The Charro Negro is a drink associated with Dia de los Muertos, the Mexican holiday Day of the Dead. This drink combines blanco tequila, cola, lemon, and salt, and it is as dark as the mythos that inspired it. The crisp and distinct flavors each shine individually in this simple, but effective cocktail. After the recipe, we’ll explore the legend of the Charro Negro, both in historical culture and popular culture.
- 1–2 oz blanco or silver tequila
- Juice of ½ lemon
- 6–8 oz cola
- Margarita salt
- Lemon wedge
Rub the rim of the glass with lemon wedge, and dip glass in salt. Squeeze juice from half a lemon into glass. Add tequila and ice. Top with cola and stir. Add lemon wedge, serve and enjoy.
The Charro Negro is not only named after the Mexican legend of ghostly cowboy dressed in black, but it is also a perfect combination of flavors: sweet, sour, salty, and bitter are all represented. The Charro Negro is similar to a Cube Libre, just substitute tequila for rum, add the salt, and substitute lemon for lime.
The Legend of the Charro Negro in Hispanic Culture
In Mexico, there is a legend of a cowboy, dressed head to toe in black who rides a black horse, who offers bags of money to unsuspecting strangers. Those who accept the gifts of this mysterious figure end up dead a few days later. It is said that this gaucho is an apparition who seeks revenge against those who wronged him. This mythic figure is the Black Charro, aka the Charro Negro.
Another version of this legend says that the Charro Negro is the ghost of an old ranch hand who is mourning the death of a loved one.

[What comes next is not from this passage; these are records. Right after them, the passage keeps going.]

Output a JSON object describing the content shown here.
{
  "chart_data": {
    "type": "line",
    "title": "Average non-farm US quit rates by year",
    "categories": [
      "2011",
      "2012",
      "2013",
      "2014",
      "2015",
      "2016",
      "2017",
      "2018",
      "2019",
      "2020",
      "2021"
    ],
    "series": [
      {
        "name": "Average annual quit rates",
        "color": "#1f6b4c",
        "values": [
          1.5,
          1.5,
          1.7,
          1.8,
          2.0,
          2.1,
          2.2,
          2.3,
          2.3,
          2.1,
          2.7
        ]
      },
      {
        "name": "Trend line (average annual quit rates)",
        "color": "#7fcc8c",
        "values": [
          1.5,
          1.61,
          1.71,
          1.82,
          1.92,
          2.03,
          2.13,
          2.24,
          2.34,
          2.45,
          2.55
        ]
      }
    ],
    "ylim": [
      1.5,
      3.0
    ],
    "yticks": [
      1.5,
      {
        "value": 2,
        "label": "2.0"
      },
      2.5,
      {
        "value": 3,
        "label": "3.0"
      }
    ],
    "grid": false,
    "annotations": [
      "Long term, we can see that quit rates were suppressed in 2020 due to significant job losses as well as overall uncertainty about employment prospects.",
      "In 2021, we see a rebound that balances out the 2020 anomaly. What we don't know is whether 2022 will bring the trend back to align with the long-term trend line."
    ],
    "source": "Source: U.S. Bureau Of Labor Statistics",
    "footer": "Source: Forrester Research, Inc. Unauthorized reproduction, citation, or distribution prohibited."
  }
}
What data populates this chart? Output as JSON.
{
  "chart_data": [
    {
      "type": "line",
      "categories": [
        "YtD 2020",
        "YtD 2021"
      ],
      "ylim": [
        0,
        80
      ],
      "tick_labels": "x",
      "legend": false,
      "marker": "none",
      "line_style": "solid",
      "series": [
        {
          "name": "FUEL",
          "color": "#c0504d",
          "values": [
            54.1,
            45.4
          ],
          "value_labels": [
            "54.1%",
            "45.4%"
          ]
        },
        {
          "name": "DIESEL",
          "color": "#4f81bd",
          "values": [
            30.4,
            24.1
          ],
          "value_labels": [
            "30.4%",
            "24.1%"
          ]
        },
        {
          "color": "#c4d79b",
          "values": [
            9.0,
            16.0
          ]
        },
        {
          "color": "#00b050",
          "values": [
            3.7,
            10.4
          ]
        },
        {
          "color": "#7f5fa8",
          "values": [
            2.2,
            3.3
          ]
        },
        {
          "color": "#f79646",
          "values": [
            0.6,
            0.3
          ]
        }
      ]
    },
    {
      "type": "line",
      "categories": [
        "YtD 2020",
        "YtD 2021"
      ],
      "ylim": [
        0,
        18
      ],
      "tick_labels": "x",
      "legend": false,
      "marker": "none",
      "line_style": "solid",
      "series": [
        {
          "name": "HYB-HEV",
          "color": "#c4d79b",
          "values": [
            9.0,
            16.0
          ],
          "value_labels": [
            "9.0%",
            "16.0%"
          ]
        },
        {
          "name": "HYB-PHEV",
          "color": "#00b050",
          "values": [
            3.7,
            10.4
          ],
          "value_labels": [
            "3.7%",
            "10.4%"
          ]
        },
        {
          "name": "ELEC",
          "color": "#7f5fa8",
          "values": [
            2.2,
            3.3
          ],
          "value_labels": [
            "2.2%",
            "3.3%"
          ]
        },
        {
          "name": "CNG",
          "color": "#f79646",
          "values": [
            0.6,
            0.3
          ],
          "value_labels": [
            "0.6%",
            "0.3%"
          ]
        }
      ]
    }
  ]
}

Here’s a version of the story that I really like: Many years ago, when gold mining was still prevalent in Hildago, the mining companies used families as little more than slave labor. One evening, a man named John was at the bar with his fellow workers, lamenting that he would do anything to become rich. A mysterious dressed all in black seated at the bar told him to go to an abandoned mine, the Cave Coyote. Already drunk, John went to the cave, but saw no one. He was about to leave, when he saw a snake of enormous size watching him intently from a hole in the cove. John decided to take the snake home and sell it, as this snake was unusually large. John placed the snake in a dried well covered with boards.
That night, John dreamed that the snake was speaking to him. The snake told him, Thanks you for inviting me into your home. I will give you gold, in exchange for one of your children, and your soul. You will find payment for your soul in the barn. John awoke that morning, and going to the barn he found two bags of gold. His wife came to him, distressed, as their son had disappeared. Their daughter checked the well, and the snake had also disappeared.
With the money, John and his family bought a farm of their own. Every year, he would dream of the snake again. I will give you more gold for more children…the snake would whisper in his dream. John sought lovers in far-flung villages, to continue to bear children as payment for prosperity, sacrificed to the unearthly snake.
In Popular Culture
From the late 1930s to the early 1950s, there were a series of movies that featured the heroic character El Charro Negro, a mysterious cowboy dressed in black with a black cowboy hat.
The mariachi singer Timoteo is also known as “El Charro Negro”. Timoteo is also the first African-American mariachi singer, and a bit of a big star.